Maybe that’s the point, you might say. This is fundamentally a piece of jewelry. Yes, jewelry is frequently used for utilitarian purposes, but I’ll bet you don’t adore your go-to non-smart watch or ring for that reason. You adore the memories it brings back, the illogical joy it arouses whenever you look at it, and the way it makes you feel about yourself.
I would still adore the Casio Ring Watch if that were all it was. Despite how ridiculous it may seem, I’ve discovered that wearing a small watch on my finger is quite useful.

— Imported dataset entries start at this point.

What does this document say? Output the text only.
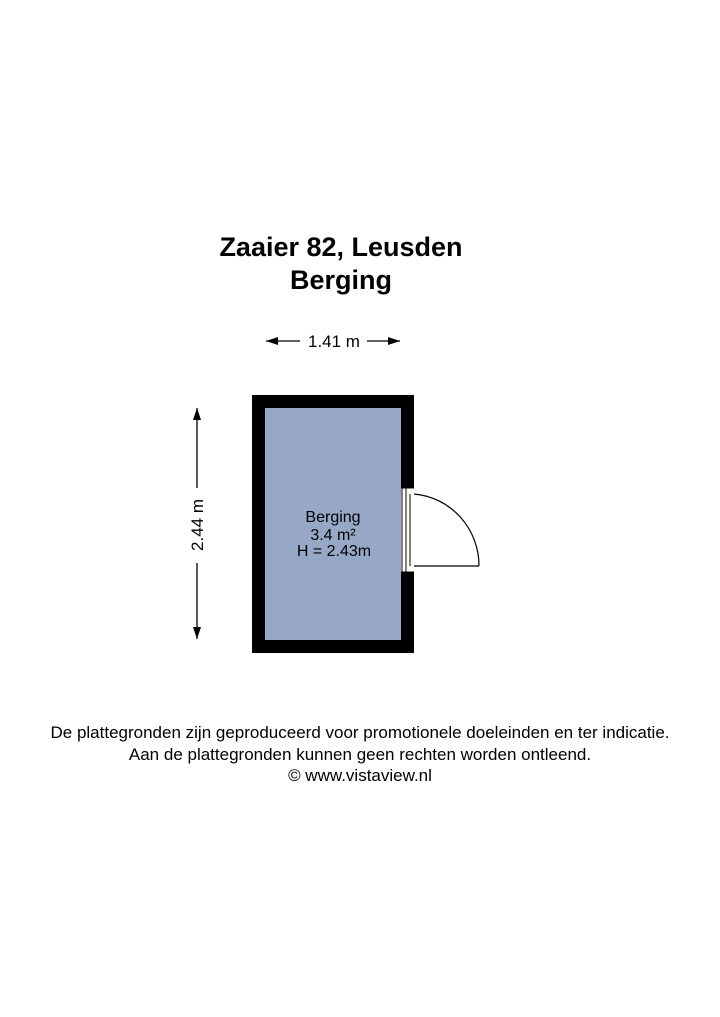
Zaaier 82, Leusden
Berging
1.41 m
2.44 m	Berging
3.4 m²
H = 2.43m
De plattegronden zijn geproduceerd voor promotionele doeleinden en ter indicatie.
Aan de plattegronden kunnen geen rechten worden ontleend.
© www.vistaview.nl
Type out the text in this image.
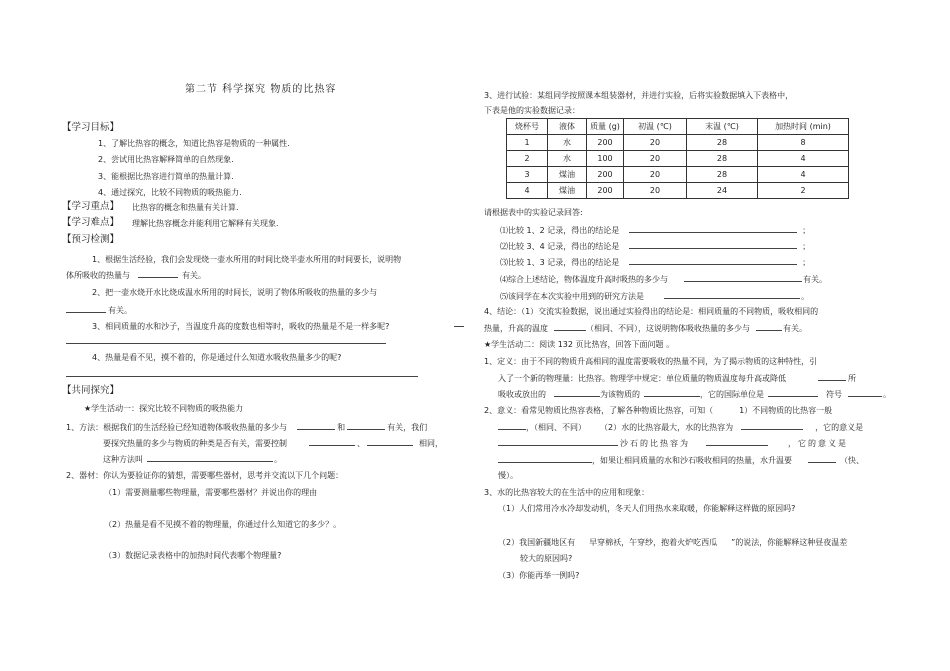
第二节 科学探究 物质的比热容
【学习目标】
1、了解比热容的概念，知道比热容是物质的一种属性.
2、尝试用比热容解释简单的自然现象.
3、能根据比热容进行简单的热量计算.
4、通过探究，比较不同物质的吸热能力.
【学习重点】 比热容的概念和热量有关计算.
【学习难点】 理解比热容概念并能利用它解释有关现象.
【预习检测】
1、根据生活经验，我们会发现烧一壶水所用的时间比烧半壶水所用的时间要长，说明物
体所吸收的热量与	有关。
2、把一壶水烧开水比烧成温水所用的时间长，说明了物体所吸收的热量的多少与
有关。
3、相同质量的水和沙子，当温度升高的度数也相等时，吸收的热量是不是一样多呢?
4、热量是看不见，摸不着的，你是通过什么知道水吸收热量多少的呢?
【共同探究】
★学生活动一：探究比较不同物质的吸热能力
1、方法：根据我们的生活经验已经知道物体吸收热量的多少与	和	有关，我们
要探究热量的多少与物质的种类是否有关，需要控制	、	相同，
这种方法叫	。
2、器材：你认为要验证你的猜想，需要哪些器材，思考并交流以下几个问题：
（1）需要测量哪些物理量，需要哪些器材？并说出你的理由
（2）热量是看不见摸不着的物理量，你通过什么知道它的多少？。
（3）数据记录表格中的加热时间代表哪个物理量?
3、进行试验：某组同学按照课本组装器材，并进行实验，后将实验数据填入下表格中，
下表是他的实验数据记录：
烧杯号	液体	质量 (g)	初温 (℃)	末温 (℃)	加热时间 (min)
1	水	200	20	28	8
2	水	100	20	28	4
3	煤油	200	20	28	4
4	煤油	200	20	24	2
请根据表中的实验记录回答:
⑴比较 1、2 记录，得出的结论是	；
⑵比较 3、4 记录，得出的结论是	；
⑶比较 1、3 记录，得出的结论是	；
⑷综合上述结论，物体温度升高时吸热的多少与	有关。
⑸该同学在本次实验中用到的研究方法是	。
4、结论：（1）交流实验数据，说出通过实验得出的结论是：相同质量的不同物质，吸收相同的
热量，升高的温度	（相同、不同），这说明物体吸收热量的多少与	有关。
★学生活动二：阅读 132 页比热容，回答下面问题 。
1、定义：由于不同的物质升高相同的温度需要吸收的热量不同，为了揭示物质的这种特性，引
入了一个新的物理量：比热容。物理学中规定：单位质量的物质温度每升高或降低	所
吸收或放出的	为该物质的	，它的国际单位是	符号	。
2、意义：看常见物质比热容表格，了解各种物质比热容，可知（	1）不同物质的比热容一般
，（相同、不同） （2）水的比热容最大，水的比热容为	，它的意义是
沙石的比热容为	，它的意义是
，如果让相同质量的水和沙石吸收相同的热量，水升温要	（快、
慢）。
3、水的比热容较大的在生活中的应用和现象：
（1）人们常用冷水冷却发动机，冬天人们用热水来取暖，你能解释这样做的原因吗?
（2）我国新疆地区有 早穿棉袄，午穿纱，抱着火炉吃西瓜 ”的说法，你能解释这种昼夜温差
较大的原因吗?
（3）你能再举一例吗?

For example, looking at your phone or watch while speaking is impolite. Pretending to be lost in contemplation, looking down at your ring, and subtly checking the time is considerably simpler. I was wearing a long, tight-fitting winter jacket the other day, which prevented me from seeing either of my smartwatches. But I could see by looking at my hand that my bus was running a few minutes late and that the crappy NJ Transit app was a liar. I have been distracted by a draft on multiple occasions, looked down at my hands typing on the keyboard, and realized I was going to be late for a meeting.
It’s not flawless. Sometimes it’s in the incorrect mode when I look down. Sausage fingers, thank you. I’ve read the stopwatch’s instruction manual multiple times, but I can’t remember how to start it. It’s laborious to set the time. These buttons are really small, difficult to use, and have caused multiple press-on nails to fly. The backlight is so dim that it is ineffective in both direct sunlight and the dark. Nevertheless, this stuff always makes me smile.
More impressive, technically, are the dozens of smartwatches and smart rings I own. From telling the time to warning you when your health deteriorates, they can do it all. As previously stated, I have never truly need a ring watch. Other than the fact that I like it, I have no reason to own one. Nevertheless, I most eagerly await wearing this goofy little device every morning.